The following figure shows a DOCEKR host running two containers. Each container has its own addressing space, located on the host's local storage/var/lib/docker/... Directory. There are also hosts that have a shared/data directory as a data volume for the container, mount to two containers.

Part of the data volume host local storage is not subject to storage-driven control. When a container is deleted, any data stored in the data volume will be persisted on the Docker host.



Summary

The image of Docker is composed of multiple read-only tiers, and multiple read-only hierarchies can be shared by multiple mirrors, saving space.

When the Docker container starts, it creates a sparse writable layer on the mirror and updates it with the Copy-on-write policy.
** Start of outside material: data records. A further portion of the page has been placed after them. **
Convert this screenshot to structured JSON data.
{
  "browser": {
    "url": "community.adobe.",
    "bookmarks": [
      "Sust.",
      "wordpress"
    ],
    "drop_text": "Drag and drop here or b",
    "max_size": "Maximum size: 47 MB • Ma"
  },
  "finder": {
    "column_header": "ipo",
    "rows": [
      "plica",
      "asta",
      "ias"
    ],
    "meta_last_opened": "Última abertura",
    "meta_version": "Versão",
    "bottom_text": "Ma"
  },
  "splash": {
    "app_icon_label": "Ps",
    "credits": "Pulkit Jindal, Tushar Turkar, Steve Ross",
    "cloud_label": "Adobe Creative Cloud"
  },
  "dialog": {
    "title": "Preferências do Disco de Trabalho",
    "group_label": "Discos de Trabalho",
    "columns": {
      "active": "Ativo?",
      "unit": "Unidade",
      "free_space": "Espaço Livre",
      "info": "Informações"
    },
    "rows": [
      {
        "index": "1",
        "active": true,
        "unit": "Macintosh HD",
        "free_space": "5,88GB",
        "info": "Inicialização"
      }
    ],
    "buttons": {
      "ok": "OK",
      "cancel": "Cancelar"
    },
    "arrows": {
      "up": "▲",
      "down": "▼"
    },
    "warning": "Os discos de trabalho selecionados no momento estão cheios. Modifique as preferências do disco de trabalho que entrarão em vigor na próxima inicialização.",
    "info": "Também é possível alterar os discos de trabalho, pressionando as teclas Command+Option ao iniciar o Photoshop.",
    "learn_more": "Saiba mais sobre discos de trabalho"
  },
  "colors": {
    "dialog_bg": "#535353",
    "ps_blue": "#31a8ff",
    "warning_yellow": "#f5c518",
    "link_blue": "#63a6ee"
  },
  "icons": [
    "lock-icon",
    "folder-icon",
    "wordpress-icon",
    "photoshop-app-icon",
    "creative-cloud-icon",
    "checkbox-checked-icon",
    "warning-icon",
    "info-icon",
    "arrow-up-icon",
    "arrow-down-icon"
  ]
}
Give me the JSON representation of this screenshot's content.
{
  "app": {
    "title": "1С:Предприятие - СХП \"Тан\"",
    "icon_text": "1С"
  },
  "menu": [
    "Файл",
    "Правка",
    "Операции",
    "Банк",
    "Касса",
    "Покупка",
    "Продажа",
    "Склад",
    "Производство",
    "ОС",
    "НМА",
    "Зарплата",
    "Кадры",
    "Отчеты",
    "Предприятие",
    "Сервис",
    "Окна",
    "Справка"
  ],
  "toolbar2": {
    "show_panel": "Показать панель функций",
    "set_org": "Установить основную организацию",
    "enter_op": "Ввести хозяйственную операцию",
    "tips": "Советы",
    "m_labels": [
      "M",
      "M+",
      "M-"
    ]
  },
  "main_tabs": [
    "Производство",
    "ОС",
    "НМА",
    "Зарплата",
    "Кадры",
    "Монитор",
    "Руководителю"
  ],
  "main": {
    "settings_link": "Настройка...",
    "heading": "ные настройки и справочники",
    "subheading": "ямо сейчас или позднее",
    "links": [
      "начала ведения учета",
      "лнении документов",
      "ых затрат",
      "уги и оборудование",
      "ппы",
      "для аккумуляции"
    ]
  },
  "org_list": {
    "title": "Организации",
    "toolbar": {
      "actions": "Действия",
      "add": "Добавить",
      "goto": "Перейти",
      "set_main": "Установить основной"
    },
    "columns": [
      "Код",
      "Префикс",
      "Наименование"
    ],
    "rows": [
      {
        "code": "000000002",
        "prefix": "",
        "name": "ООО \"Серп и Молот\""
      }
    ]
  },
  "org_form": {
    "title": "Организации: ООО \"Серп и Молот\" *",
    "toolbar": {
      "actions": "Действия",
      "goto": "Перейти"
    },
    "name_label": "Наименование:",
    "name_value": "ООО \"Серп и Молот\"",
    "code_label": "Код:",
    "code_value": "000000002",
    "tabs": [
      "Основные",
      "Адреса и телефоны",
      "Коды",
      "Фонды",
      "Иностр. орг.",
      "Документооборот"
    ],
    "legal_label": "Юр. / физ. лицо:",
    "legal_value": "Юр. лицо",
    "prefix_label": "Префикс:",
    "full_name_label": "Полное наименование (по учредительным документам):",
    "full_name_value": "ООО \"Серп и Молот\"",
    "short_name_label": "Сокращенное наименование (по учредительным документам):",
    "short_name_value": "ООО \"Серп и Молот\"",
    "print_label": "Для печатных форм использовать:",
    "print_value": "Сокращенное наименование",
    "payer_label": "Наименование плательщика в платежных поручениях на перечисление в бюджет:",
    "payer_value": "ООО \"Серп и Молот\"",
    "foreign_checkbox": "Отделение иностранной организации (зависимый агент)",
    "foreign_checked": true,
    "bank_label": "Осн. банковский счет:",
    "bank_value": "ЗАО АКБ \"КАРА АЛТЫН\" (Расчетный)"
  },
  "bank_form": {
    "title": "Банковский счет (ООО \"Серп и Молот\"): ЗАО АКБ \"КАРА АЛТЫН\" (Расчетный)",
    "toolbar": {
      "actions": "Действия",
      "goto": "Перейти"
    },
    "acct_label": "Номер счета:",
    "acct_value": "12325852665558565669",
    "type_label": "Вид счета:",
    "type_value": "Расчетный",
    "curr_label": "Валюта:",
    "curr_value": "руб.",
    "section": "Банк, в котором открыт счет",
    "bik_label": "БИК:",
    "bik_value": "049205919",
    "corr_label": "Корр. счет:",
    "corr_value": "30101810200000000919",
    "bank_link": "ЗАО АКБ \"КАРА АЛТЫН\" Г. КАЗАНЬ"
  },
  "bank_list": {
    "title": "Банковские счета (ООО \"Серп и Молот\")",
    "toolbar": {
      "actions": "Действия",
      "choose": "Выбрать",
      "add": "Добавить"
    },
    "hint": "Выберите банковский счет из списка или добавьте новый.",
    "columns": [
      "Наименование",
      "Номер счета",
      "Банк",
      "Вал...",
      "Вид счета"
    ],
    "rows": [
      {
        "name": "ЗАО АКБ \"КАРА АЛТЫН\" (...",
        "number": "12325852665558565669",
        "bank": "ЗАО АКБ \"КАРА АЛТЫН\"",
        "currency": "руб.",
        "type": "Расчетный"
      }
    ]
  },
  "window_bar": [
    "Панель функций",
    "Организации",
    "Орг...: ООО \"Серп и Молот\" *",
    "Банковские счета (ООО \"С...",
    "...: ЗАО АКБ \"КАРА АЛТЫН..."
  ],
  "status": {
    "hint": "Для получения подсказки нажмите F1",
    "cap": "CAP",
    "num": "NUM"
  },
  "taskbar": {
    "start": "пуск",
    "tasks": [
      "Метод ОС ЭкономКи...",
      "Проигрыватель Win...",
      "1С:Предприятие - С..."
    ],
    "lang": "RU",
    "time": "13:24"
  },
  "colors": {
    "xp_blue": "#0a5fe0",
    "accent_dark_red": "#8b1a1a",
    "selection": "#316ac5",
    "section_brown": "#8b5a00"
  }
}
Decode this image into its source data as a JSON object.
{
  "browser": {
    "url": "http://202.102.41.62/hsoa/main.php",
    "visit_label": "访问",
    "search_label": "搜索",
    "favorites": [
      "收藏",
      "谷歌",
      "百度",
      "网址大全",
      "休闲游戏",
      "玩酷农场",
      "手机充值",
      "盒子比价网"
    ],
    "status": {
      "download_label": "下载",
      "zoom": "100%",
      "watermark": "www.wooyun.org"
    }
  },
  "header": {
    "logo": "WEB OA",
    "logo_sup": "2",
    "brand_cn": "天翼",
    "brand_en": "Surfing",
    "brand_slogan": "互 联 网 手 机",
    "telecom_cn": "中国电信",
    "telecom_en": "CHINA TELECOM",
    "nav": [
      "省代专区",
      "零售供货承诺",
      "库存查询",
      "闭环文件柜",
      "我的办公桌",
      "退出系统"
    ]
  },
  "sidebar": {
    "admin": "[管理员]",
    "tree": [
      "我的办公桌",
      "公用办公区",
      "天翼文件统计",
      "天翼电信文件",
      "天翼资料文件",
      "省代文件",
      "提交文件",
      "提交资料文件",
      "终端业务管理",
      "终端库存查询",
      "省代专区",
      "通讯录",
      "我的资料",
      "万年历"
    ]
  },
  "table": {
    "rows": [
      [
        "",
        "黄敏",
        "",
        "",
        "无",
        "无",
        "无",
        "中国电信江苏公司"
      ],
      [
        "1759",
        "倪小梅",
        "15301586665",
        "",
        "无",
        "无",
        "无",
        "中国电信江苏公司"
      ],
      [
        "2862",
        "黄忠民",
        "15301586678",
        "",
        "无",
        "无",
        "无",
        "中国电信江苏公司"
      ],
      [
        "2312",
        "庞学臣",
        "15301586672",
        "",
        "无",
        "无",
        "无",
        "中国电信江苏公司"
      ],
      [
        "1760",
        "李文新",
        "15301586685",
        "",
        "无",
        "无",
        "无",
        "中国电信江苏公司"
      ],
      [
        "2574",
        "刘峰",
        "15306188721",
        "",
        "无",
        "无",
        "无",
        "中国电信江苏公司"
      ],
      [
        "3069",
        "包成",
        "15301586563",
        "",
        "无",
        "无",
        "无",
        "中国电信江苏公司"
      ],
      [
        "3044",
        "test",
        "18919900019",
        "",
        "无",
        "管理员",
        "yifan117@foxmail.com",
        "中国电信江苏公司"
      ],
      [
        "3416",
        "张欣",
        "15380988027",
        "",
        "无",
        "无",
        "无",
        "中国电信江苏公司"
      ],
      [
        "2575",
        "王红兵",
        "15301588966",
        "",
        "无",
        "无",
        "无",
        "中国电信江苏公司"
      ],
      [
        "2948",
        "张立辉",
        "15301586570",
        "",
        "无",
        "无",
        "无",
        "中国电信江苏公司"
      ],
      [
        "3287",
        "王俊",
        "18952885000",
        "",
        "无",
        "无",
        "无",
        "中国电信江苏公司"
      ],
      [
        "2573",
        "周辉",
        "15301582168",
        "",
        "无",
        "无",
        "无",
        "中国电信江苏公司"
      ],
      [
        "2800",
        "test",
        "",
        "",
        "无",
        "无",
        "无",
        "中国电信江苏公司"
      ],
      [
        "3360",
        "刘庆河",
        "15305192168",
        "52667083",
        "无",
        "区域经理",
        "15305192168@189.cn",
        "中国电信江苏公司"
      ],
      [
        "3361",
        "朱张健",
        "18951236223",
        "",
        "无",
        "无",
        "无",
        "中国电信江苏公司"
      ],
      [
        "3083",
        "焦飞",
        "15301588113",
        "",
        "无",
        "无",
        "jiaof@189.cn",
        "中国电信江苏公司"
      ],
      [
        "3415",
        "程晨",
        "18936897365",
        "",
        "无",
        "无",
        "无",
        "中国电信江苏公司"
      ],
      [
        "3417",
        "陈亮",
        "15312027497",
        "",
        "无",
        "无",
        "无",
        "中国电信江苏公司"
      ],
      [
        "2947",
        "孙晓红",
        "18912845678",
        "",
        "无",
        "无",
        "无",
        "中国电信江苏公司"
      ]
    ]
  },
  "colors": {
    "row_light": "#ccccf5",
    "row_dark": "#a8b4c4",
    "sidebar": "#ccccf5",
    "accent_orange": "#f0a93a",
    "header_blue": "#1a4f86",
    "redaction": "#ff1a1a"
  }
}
The implementation of cow is implemented by the storage driver, and the common Aufs, device mapper and so on.

The data volume skips the storage driver and is not affected by the storage driver and is more efficient.

Understanding mirroring, container, and storage drivers

Contact Us

The content source of this page is from Internet, which doesn't represent Alibaba Cloud's opinion; products and services mentioned on that page don't have any relationship with Alibaba Cloud. If the content of the page makes you feel confusing, please write us an email, we will handle the problem within 5 days after receiving your email.

If you find any instances of plagiarism from the community, please send an email to: info-contact@alibabacloud.com and provide relevant evidence. A staff member will contact you within 5 working days.

A Free Trial That Lets You Build Big!

Start building with 50+ products and up to 12 months usage for Elastic Compute Service

  • Sales Support

    1 on 1 presale consultation

  • After-Sales Support

    24/7 Technical Support 6 Free Tickets per Quarter Faster Response

  • Alibaba Cloud offers highly flexible support services tailored to meet your exact needs.